Preheat oven to 450 degrees Fahrenheit. In a large bowl, combine flour, baking powder, sugar and salt. Cut butter into small chunks and use a pastry blender to mix into dry ingredients, then use your fingers to rub mixture into flour mixture until it resembles coarse crumbs (The heat from your fingers provides just enough warmth to slightly melt the butter, which allows it to blend nicely with the flour mix.)
Form a well in the middle of the bowl by pushing mixture out toward the sides. Gradually add the half-and-half, stirring between each addition, until it forms a mass. Gather into a ball. Lightly flour a cutting board, then transfer dough onto board and knead lightly. Roll out dough to 3/4-inch thick. Using a floured round cookie cutter or the opening of a small glass, cut out circles.

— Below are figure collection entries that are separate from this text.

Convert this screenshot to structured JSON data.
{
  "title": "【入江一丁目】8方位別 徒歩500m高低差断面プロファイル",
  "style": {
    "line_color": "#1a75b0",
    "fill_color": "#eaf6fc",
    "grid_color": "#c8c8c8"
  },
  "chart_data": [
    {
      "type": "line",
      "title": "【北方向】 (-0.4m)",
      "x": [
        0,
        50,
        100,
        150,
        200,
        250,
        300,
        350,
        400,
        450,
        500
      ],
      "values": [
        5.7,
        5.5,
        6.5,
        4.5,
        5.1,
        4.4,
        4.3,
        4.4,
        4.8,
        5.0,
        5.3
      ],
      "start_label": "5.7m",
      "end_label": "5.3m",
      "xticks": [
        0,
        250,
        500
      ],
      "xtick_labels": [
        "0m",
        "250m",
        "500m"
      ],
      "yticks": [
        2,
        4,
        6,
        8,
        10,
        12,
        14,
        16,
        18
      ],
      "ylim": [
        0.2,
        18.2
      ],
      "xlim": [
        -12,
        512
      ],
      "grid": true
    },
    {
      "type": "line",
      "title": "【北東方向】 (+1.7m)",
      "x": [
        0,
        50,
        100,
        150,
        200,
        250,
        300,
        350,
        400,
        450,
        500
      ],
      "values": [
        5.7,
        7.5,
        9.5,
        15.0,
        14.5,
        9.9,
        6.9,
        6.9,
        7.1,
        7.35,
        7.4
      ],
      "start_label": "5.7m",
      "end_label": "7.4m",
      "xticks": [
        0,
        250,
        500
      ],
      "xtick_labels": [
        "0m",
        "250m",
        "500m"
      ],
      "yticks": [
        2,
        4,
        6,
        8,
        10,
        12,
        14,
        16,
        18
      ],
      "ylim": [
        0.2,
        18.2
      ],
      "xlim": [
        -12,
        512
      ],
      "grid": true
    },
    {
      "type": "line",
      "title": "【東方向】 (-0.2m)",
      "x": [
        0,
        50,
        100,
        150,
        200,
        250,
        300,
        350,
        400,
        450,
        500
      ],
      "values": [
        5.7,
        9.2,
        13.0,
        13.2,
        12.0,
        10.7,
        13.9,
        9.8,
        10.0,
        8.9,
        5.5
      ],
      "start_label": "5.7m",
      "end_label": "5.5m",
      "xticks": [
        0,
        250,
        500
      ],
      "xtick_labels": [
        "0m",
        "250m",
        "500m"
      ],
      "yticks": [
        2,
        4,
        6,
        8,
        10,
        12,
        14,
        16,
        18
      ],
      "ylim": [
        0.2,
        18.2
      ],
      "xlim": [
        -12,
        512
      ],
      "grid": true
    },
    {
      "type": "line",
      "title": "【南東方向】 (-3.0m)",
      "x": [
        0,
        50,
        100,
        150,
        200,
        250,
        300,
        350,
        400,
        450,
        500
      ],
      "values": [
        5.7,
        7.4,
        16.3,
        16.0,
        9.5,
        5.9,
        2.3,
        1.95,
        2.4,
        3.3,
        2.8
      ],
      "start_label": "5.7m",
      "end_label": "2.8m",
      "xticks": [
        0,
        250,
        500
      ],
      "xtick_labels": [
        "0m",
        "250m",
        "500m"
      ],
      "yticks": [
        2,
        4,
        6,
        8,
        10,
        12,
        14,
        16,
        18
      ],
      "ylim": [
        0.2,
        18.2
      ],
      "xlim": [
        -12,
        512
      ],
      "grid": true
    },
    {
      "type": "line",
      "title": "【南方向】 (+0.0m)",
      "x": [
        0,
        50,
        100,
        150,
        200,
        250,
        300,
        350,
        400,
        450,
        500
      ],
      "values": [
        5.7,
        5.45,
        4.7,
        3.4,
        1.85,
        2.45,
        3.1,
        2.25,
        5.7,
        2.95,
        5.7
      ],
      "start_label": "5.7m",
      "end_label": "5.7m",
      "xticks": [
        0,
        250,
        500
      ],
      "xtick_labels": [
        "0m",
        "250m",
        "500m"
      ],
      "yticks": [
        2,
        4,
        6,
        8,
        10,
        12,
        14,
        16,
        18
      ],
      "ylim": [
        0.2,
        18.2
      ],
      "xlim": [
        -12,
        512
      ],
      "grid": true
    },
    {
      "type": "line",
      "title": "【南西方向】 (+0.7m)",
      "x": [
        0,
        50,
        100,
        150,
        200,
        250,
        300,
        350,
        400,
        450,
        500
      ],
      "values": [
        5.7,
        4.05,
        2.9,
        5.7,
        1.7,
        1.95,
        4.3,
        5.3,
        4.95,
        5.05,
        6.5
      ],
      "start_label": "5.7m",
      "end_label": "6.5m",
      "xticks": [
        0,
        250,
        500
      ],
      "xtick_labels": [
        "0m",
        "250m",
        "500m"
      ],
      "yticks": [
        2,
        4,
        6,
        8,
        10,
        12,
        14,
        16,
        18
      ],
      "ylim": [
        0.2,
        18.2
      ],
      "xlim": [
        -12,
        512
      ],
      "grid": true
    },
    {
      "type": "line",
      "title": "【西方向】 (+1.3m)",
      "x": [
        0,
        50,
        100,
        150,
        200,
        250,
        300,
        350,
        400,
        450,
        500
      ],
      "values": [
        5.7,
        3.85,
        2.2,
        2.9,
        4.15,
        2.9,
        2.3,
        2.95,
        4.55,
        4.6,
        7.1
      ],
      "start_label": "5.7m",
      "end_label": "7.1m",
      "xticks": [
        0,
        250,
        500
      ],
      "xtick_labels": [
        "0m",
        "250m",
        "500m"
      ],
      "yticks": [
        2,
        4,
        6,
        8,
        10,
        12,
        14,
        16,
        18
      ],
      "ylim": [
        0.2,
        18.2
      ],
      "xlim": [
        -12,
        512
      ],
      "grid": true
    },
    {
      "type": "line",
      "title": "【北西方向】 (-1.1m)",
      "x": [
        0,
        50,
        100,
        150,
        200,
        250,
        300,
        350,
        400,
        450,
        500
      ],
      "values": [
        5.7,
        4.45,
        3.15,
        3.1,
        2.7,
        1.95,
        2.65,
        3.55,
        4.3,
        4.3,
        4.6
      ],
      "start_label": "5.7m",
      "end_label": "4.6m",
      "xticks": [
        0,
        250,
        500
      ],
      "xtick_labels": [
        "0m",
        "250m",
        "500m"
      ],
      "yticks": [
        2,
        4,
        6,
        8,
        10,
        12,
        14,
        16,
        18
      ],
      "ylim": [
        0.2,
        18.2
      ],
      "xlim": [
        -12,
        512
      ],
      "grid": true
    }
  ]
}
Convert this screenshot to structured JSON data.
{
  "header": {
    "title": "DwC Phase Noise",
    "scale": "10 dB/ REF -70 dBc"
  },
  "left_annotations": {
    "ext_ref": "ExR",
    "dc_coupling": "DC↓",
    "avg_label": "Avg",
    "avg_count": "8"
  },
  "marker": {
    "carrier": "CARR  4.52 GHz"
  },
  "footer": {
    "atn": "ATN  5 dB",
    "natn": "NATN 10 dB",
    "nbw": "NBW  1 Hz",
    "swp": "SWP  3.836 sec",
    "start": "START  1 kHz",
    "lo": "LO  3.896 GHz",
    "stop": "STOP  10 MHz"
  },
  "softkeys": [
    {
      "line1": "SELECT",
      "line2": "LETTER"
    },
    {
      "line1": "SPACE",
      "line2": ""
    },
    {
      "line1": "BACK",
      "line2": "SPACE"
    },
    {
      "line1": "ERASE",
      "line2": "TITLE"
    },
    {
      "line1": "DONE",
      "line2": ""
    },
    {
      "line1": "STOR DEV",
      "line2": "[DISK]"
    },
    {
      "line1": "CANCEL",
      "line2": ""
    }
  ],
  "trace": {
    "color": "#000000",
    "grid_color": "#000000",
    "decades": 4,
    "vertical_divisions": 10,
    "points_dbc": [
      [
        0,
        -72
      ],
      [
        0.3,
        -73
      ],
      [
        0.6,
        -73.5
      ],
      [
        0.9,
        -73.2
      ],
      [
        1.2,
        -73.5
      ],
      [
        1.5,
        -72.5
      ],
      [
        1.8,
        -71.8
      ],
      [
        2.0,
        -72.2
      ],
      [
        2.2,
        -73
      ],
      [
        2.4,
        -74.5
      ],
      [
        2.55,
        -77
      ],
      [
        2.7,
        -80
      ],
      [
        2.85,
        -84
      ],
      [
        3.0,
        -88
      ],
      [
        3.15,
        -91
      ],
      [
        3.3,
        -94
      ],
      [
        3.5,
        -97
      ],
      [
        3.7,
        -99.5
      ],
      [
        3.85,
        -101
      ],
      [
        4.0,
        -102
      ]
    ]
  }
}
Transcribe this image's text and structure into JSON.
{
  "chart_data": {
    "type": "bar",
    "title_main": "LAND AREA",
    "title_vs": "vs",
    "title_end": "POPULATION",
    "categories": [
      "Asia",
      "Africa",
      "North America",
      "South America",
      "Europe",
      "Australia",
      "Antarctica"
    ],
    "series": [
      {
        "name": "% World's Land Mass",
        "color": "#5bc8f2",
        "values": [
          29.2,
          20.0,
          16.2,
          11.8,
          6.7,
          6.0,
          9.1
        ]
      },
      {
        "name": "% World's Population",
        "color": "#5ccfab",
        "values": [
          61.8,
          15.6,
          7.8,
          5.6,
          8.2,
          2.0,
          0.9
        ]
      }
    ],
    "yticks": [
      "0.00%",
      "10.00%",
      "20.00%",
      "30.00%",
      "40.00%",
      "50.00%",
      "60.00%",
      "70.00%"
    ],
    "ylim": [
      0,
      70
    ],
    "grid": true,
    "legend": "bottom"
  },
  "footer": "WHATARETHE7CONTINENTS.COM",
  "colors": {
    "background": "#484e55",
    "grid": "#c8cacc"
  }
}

Place biscuits close together on a baking sheet (about 1 cm apart) and bake for 8 – 12 minutes, or until fluffy and slightly golden on top. Let cool for 15 minutes.
Meanwhile, in a small saucepan, melt butter. Add blueberries, sugar and lemon juice and stir to combine. Heat on medium, stirring often, until berries darken and begin to plump, about 4 minutes. With a potato masher, squish berries until almost completely mashed. Stir in lemon zest and water, 1 tablespoon at a time. Cook for 10 minutes, stirring frequently, until sauce thickens. Taste for sweetness/tartness, and adjust sugar and lemon juice accordingly.
When ready to serve, cut biscuits in half crosswise. Spoon blueberry sauce on bottom of biscuit, add a dollop of whipped cream, and replace top half. Top with additional sauce and whipped cream. Serve with fresh blueberries and lemon zest sprinkled on top.